Pukul enam pagi, Lisa pergi ke rumah sakit sendiri menggunakan taksi. Tapi sebelumnya ia menitipkan dulu Sienna pada Mbok Nur. Anak pertamanya itu kebetulan belum bangun, jadi Lisa bisa pergi tanpa ada drama Sienna memaksa ingin ikut.
Beruntung semalam Lisa masih bisa tidur, walau hanya beberapa jam saja. Jadi ia tidak begitu mengantuk pagi ini.
Sampai di rumah sakit, Lisa membawa tungkai kakinya menuju ruang ICU, ia sangat yakin bahwa suaminya pasti berada di sana.
Dan benar saja, Lisa melihat Jungkook yang duduk di kursi tunggu itu sendiri. Pakaiannya masih persis seperti saat membawa Aluna ke rumah sakit, bedanya hanya ada tambahan jas putih--yang itu pun dibiarkan tersampir di kursi sebelahnya.
Lisa menduga pasti suaminya sama sekali belum tidur dari semalam.
"Ayah," Panggilnya.
"Bunda, kok udah di sini aja? Kenapa gak ngabarin Ayah dulu? Bunda ke sini sama siapa?" Jungkook langsung memberondong sang istri dengan banyak pertanyaan. Ia tidak menyangka bahwa Lisa akan datang sepagi ini.
"Bunda ke sini naik taksi.

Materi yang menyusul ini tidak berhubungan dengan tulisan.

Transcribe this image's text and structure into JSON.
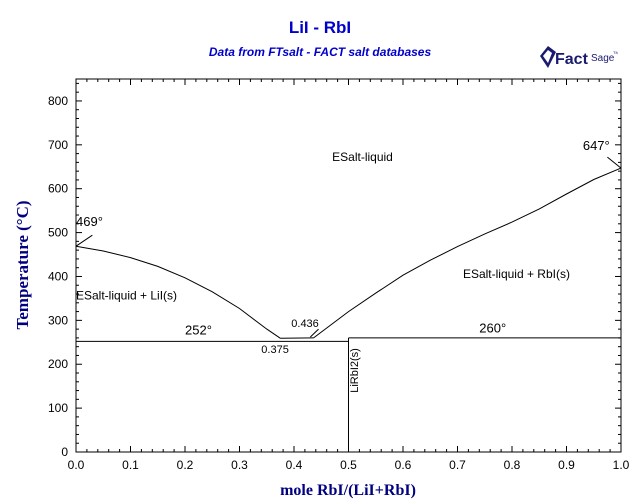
{
  "logo": {
    "brand": "Fact",
    "suffix": "Sage",
    "mark": "TM"
  },
  "chart_data": {
    "type": "line",
    "title": "LiI - RbI",
    "subtitle": "Data from FTsalt - FACT salt databases",
    "xlabel": "mole RbI/(LiI+RbI)",
    "ylabel": "Temperature (°C)",
    "xlim": [
      0,
      1
    ],
    "ylim": [
      0,
      850
    ],
    "xticks": [
      0,
      0.1,
      0.2,
      0.3,
      0.4,
      0.5,
      0.6,
      0.7,
      0.8,
      0.9,
      1
    ],
    "xtick_labels": [
      "0.0",
      "0.1",
      "0.2",
      "0.3",
      "0.4",
      "0.5",
      "0.6",
      "0.7",
      "0.8",
      "0.9",
      "1.0"
    ],
    "yticks": [
      0,
      100,
      200,
      300,
      400,
      500,
      600,
      700,
      800
    ],
    "grid": false,
    "series": [
      {
        "x": [
          0,
          0.05,
          0.1,
          0.15,
          0.2,
          0.25,
          0.3,
          0.35,
          0.375
        ],
        "y": [
          469,
          458,
          443,
          423,
          397,
          365,
          327,
          280,
          259
        ]
      },
      {
        "x": [
          0.436,
          0.5,
          0.55,
          0.6,
          0.65,
          0.7,
          0.75,
          0.8,
          0.85,
          0.9,
          0.95,
          1.0
        ],
        "y": [
          260,
          320,
          362,
          403,
          437,
          468,
          497,
          524,
          554,
          588,
          621,
          647
        ]
      },
      {
        "x": [
          0,
          0.5
        ],
        "y": [
          252,
          252
        ]
      },
      {
        "x": [
          0.375,
          0.436
        ],
        "y": [
          259,
          260
        ]
      },
      {
        "x": [
          0.5,
          1.0
        ],
        "y": [
          260,
          260
        ]
      },
      {
        "x": [
          0.5,
          0.5
        ],
        "y": [
          0,
          260
        ]
      }
    ],
    "annotations": [
      {
        "text": "ESalt-liquid",
        "x": 0.47,
        "y": 663
      },
      {
        "text": "ESalt-liquid + RbI(s)",
        "x": 0.71,
        "y": 397
      },
      {
        "text": "ESalt-liquid + LiI(s)",
        "x": 0.0,
        "y": 348
      },
      {
        "text": "469°",
        "x": 0.0,
        "y": 515
      },
      {
        "text": "647°",
        "x": 0.93,
        "y": 688
      },
      {
        "text": "252°",
        "x": 0.2,
        "y": 268
      },
      {
        "text": "260°",
        "x": 0.74,
        "y": 272
      },
      {
        "text": "0.436",
        "x": 0.395,
        "y": 285
      },
      {
        "text": "0.375",
        "x": 0.34,
        "y": 226
      },
      {
        "text": "LiRbI2(s)",
        "x": 0.51,
        "y": 135
      }
    ],
    "colors": {
      "axis": "#000000",
      "curve": "#000000",
      "title": "#0000cc",
      "axis_label": "#000080"
    }
  }
}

Bunda gak bisa tenang pengen tahu keadaan Luna. Gimana keadaan dia, Yah?"
Jungkook menghela napas kasar. "Belum ada perubahan apa-apa, masih sama seperti semalam."
"Ya Tuhan ... Bunda pengen liat ke dalam boleh gak, Yah?"
"Di dalam masih ada ibunya." Terang Jungkook.
Lisa mengangguk mengerti.
"Senna di rumah sama siapa? Terus Bunda udah makan belum sebelum ke sini? Jangan sampai lupa sarapan, Bun. Inget kamu lagi hamil, kasian sama adek." Kata Jungkook.
"Senna aku titipin ke Mbok Nur, tadi dia belum bangun makanya aku cepet-cepet ke sini." Jelas Lisa lalu ia mengangkat paperbag yang tadi sempat ia taruh di sebelah kursinya. "Bunda belum sarapan karena buru-buru. Tapi Bunda bawa aja makanan, kita makan sama-sama ya, Ayah juga pasti belum sarapan 'kan?"
Sebenarnya Jungkook tidak berselera untuk makan, tapi jika ia menolak tawaran Lisa, pasti istrinya itu akan mengancam dengan tidak makan juga. Maka dari itu Jungkook mengangguk. "Yaudah kita sarapan bersama."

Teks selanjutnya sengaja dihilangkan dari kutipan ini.